Nicola Lees, deputy chief executive and director of nursing at the Trust, said the decision had been taken to help patients' mental health as well as theirs and staff's physical health.

This decision has been presented uncritically in the local paper and is accompanied by almost congratulatory quotations from Public Health England.

Let's be clear about this - it is a ghastly, unnecessary and illiberal attack on the rights of mental health patients. These are vulnerable people - they're not in the Care Trust's units for fun, they're there because they want (or need - some are in a secure unit under the provisions of the Mental Health Acts) help with mental health problems. And let's also be clear that forcing them to quit smoking (and this is exactly what the Trust is doing) makes little or no contribution to resolving their mental health problems - indeed, for some, it might even make them worse.

This decision isn't a substantive contribution to bettering the health of Bradford people.
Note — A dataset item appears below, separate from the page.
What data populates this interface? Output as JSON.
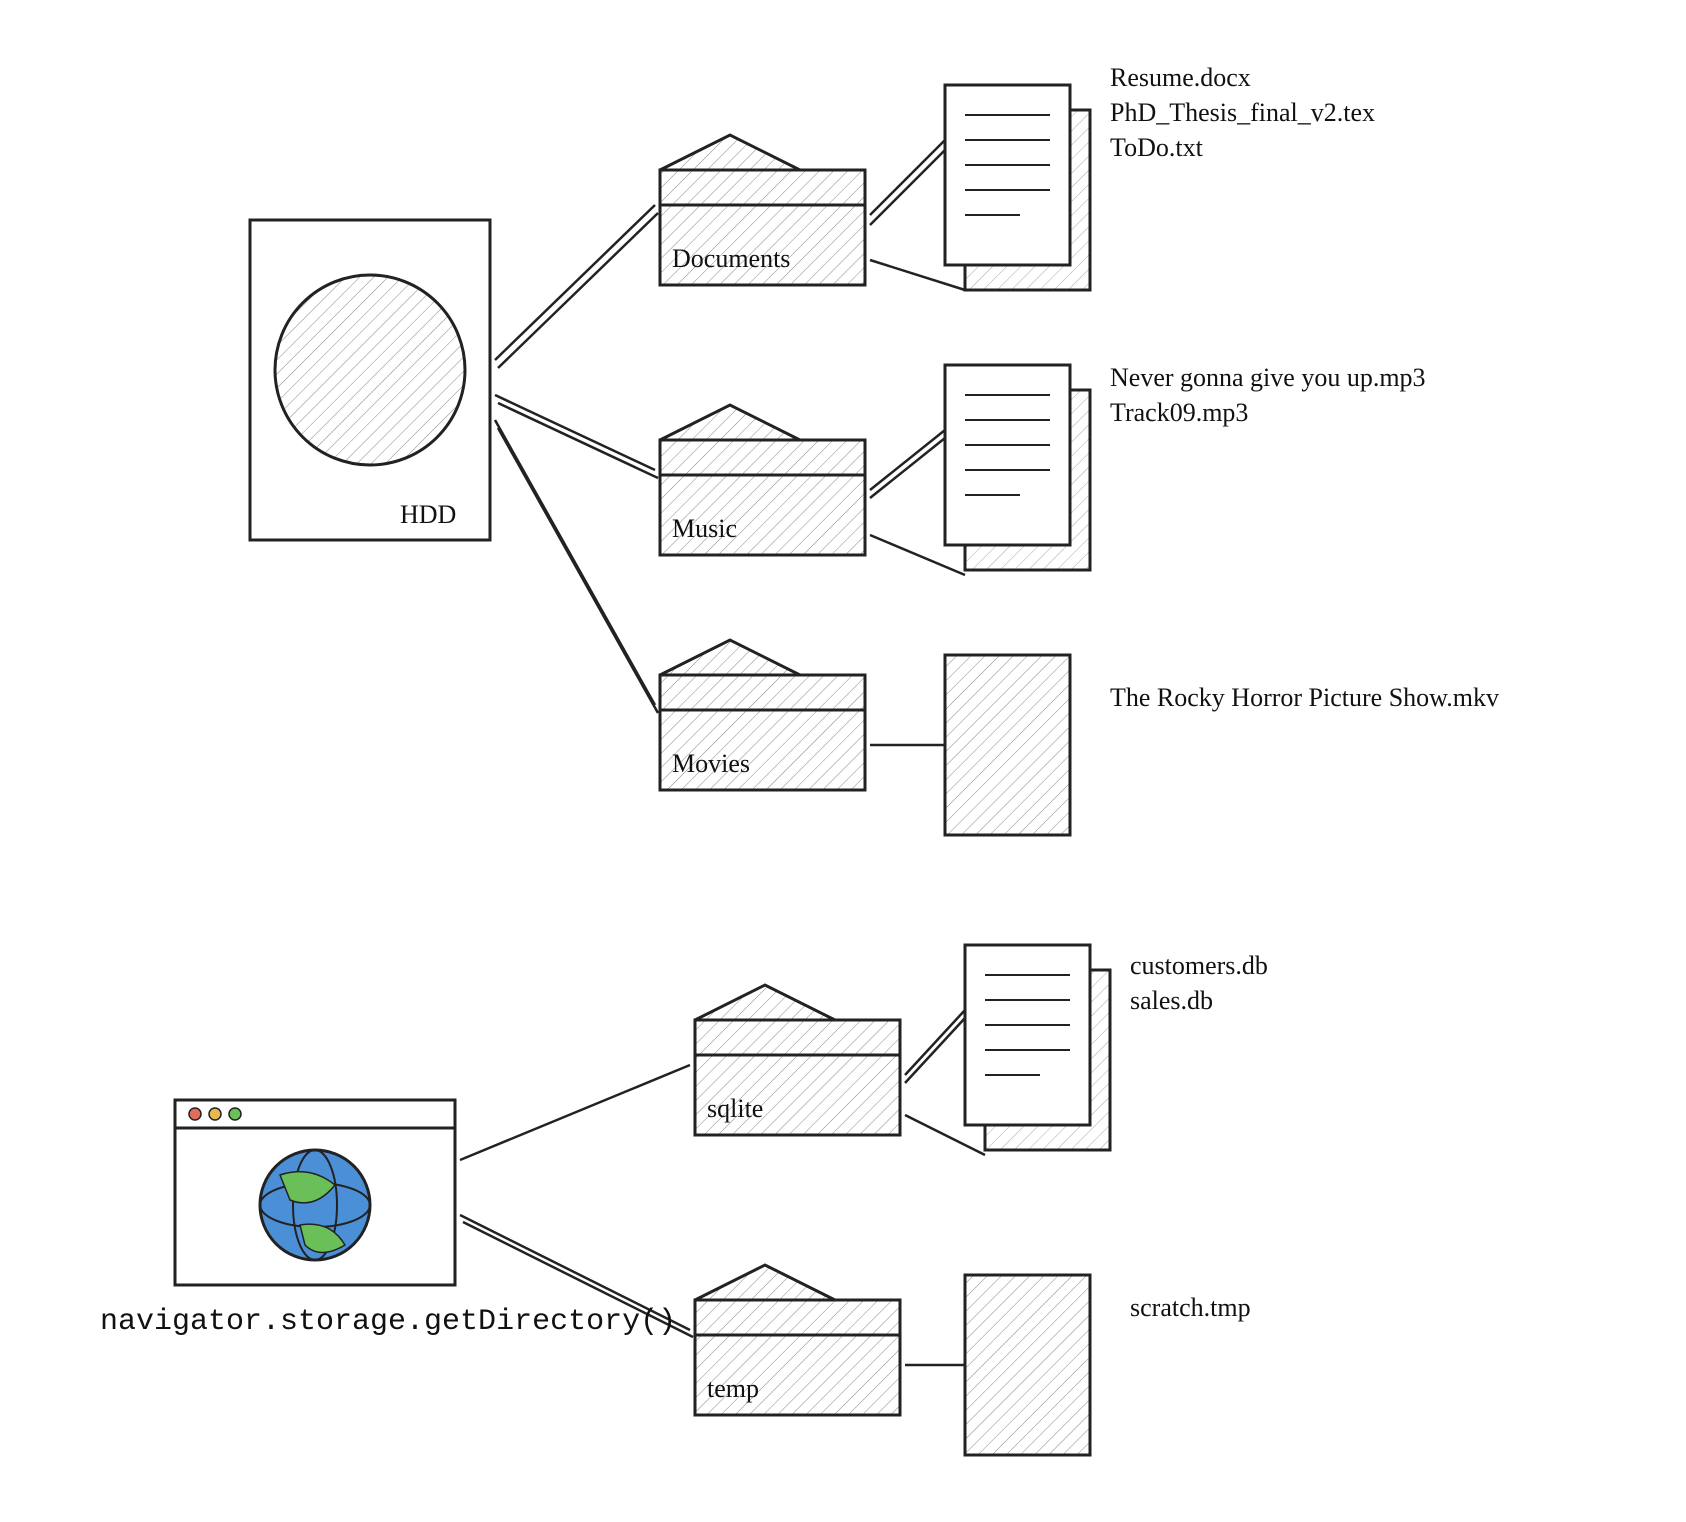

Rather, it's a nasty, spiteful and thoughtless piece of tick-box public health introduced by people who care more about being seen to be righteous than they do about the well-being of mental health patients. There is no health and safety justification (it's a ban outside where passive smoking risks are zero), merely a sad conformity with the English NHS's growing attachment of health fascism.

Don't these patients have some rights left. Rights to make their own choice as adults about whether or not to smoke? It would appear not - the health fascists have won again.